For a little side project, I’ve recently had to dig into the details of the ubiquitous ZIP file format. That might sound boring, but it’s worth understanding that ZIPs are absolutely everywhere, even when it doesn’t look like it. For example, Microsoft Office formats (.xlsx, .pptx), Java’s JAR, WAR, and EAR files or the EPUB book format are all just ZIPs in disguise. Most programming languages have built-in ZIP support, and macOS and Windows make creating ZIPs a one-click affair. I doubt there’s many large software systems that don’t rely on ZIP at least in some hidden corner, from banking to interplanetary missions. It’s safe to say that many millions of ZIP files have been created and continue to exist somewhere on SSDs, magnetic disks or even tapes, and that number just keeps growing.
Why? ZIP is a practical solution for file archiving, i.e. packing multiple files into one. It keeps directory structures intact, optionally saves space with built-in compression, and allows selective extraction without decompressing everything. This flexibility helped it gain traction even in the UNIX world, despite the dominance of its older, native tar
.
One might assume such a fundamental format would be rigidly governed by a formal standards body like ISO or IETF.
Not quite. Instead, ZIP was the brainchild of Phil Katz and Gary Conway in the late 1980s BBS scene. While most of its rivals like ARC, PAK, and ARJ have faded into obscurity, ZIP thrived because Katz and Conway released its specification into the public domain. Calling it a “specification” is generous, though – the famous APPNOTE.TXT has always been more of a personal notebook than a rigorous standard. Despite some improvements over the years, it remains fragmentary. While it describes the on-disk data structures in some detail, it offers little guidance on correct usage and implementation. A good deal of the text simply describes obscure variations of the format, many of which have become irrelevant. To this day and long after Phil Katz’s death, PKWARE maintains this same document, and even the ISO/IEC 21320-1:2015 standard merely references it. Secondary sources, like Wikipedia and developer blogs, offer more insight but aren’t always reliable.
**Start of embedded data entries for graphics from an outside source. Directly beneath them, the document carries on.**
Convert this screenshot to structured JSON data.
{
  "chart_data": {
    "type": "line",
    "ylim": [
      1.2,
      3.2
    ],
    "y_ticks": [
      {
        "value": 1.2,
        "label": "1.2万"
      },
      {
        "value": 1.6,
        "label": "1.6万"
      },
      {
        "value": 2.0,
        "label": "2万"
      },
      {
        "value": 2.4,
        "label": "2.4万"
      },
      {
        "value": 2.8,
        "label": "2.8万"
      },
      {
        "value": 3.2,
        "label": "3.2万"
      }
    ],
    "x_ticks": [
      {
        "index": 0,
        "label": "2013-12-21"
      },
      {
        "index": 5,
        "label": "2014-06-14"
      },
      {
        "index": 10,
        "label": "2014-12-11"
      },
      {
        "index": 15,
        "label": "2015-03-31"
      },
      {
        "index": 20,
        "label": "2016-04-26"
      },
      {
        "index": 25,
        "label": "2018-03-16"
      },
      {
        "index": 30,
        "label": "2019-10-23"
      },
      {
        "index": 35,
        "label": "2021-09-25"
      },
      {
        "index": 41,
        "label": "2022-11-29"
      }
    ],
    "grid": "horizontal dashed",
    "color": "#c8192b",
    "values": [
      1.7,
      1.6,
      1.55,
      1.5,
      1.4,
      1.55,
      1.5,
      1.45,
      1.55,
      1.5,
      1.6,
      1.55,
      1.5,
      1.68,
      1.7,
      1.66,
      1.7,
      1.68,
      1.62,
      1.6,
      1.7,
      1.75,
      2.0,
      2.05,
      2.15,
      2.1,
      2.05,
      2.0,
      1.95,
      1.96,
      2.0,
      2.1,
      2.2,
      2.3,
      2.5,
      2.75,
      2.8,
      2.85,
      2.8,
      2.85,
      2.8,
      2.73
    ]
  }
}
ZIP has its share of oddities, some of which are due to its origins in the late 8-bit home computer and early IBM PC world, while others are just questionable design choices. Metadata, like file names and sizes, is stored twice, yet the format isn’t particularly resilient to corruption. There are countless ways to construct ZIP files that are technically valid but still break various tools. “ZIP bombs” exploit this by creating tiny files that decompress into absurdly large ones. Even something as simple as nesting a ZIP within a ZIP can trigger unexpected results due to the way “signatures” mark file boundaries.
Different ZIP parsers interpret these quirks in their own ways, leading to compatibility headaches. Info-ZIP’s implementation, last updated in 2008 and originally built as an attempt to create a standard implementation without an actual standard, is still a common reference, along with the more recent 7-Zip. Standard libraries in Java, Python, and C# agree on the basics but diverge when handling ZIP’s many extensions. Even the ZIP64 extension – introduced more than 20 years ago to support large archives – isn’t uniformly implemented. It’s fascinating (and slightly unnerving) to browse the code of various open-sourced ZIP implementations and see how differently their authors interpret the format and how they struggle with the many small variations of ZIP files that exist.
And yet, despite all of this, ZIP keeps working. There’s enough overlap between implementations to ensure sufficient usefulness. Developers avoid obscure features, learn from each other’s code, and just work around the format’s warts. Built for a different era, never formally standardized, and quasi-maintained by a loosely connected global community, ZIP persists.
It may not be perfect, but for close to 40 years, it’s been good enough. Few pieces of software can make this claim.